Reproducibility of HER2 immunohistochemical testing

Forty-five laboratories were evaluated for staining performance and HER2 interpretation. Three formalin-fixed, paraffin-embedded (FFPE) tissue blocks with distinct HER2 scores were used to prepare control and test slides. Control slides were processed using the Roche Ventana platform with the 4B5 antibody clone. The HER2 scores for each tissue were as follows: Tissue 1: 2+ (IHC 2+ and FISH-negative); Tissue 2: Ultralow expression (<10% of tumor cells showing faint, incomplete membrane staining); Tissue 3: 3+ or 2+ (demonstrating heterogeneity with 50% 3+ and 50% 2+ staining areas confirmed as FISH-amplified) (Fig. 6).

Fig. 6: HER2 IHC staining of reference tissues and their external controls.
figure 6

A Tissue 1: HER2 2+ (200×). B External control for Tissue 1 (200×). C Tissue 2: HER2 0 (<10% of tumor cells with incomplete/faint membranous staining) (200×). D External control for Tissue 2 (200×). E IHC 2+ region (FISH-positive) of Tissue 3 (200×). F IHC 3+ region of Tissue 3 (200×). G Tumor heterogeneity in Tissue 3 (approximately 50% area 3+, 50% area 2+) (20×). H Positive control for Tissue 3 (200×).

To account for inter-laboratory variability, the interpretation criteria for staining performance are as follows: Tissue 1: 2+, Tissue 2: 0 (<10% of tumor cells showing faint, incomplete membrane staining), Tissue 3: 3+ or 2+ (with more than 50% 2+ staining areas). Interpretative consistency is allowed within a reasonable range. The acceptable reference score ranges for test slides were defined as: Tissue 1: 1+ or 2+; Tissue 2: 1+ or 0; Tissue 3: 2+ or 3+. Test slides were deemed non-conforming if they met any of the following criteria: Failure in internal or external controls; Presence of nonspecific heterogeneity in invasive carcinoma regions.

Significance of AI tools in HER2 immunohistochemical assessment

This study conducted a comparative analysis of 209 HER2 immunohistochemical (IHC) slides from treatment-naïve postoperative invasive breast cancer cases at the First Affiliated Hospital of China Medical University between July 22, 2019, and July 22, 2022. The study evaluated the inter-pathologist concordance in IHC interpretation, the agreement between individual pathologists and consensus scoring (CS), as well as the differences in interpretation accuracy before and after AI-assisted evaluation. The AI tool employed in this study was the D-Path AI platform developed by Dpath Technology Co., Ltd.

Statistical analysis

All statistical analyses were performed using SPSS 24.0 software.
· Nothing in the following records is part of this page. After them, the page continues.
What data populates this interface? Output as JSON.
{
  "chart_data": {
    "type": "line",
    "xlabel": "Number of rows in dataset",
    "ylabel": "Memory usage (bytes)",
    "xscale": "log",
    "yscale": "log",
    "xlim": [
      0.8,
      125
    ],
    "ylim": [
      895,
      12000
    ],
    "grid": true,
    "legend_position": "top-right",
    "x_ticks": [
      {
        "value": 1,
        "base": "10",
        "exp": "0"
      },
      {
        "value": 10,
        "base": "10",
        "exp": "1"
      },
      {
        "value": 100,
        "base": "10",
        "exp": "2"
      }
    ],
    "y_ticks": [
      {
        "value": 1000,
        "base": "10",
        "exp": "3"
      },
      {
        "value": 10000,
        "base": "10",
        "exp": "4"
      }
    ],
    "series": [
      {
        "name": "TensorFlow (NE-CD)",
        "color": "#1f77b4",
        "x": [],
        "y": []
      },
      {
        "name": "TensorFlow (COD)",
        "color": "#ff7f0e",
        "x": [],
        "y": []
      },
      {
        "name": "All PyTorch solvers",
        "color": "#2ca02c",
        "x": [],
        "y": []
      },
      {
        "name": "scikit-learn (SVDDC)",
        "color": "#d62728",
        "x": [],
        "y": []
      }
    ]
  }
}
This study employed both comparative analysis and agreement analysis, with the former conducted using χ2 tests, Monte Carlo simulations, and Fisher’s exact probability tests. The kappa coefficient was used to evaluate inter-rater agreement, with the following interpretation guidelines: kappa ≤ 0.20 indicating poor agreement, 0.20 < kappa ≤ 0.40 indicating fair agreement, 0.40 < kappa ≤ 0.60 indicating moderate agreement, 0.60 < kappa ≤ 0.80 indicating good agreement, and 0.80 < kappa ≤ 1.00 indicating excellent agreement.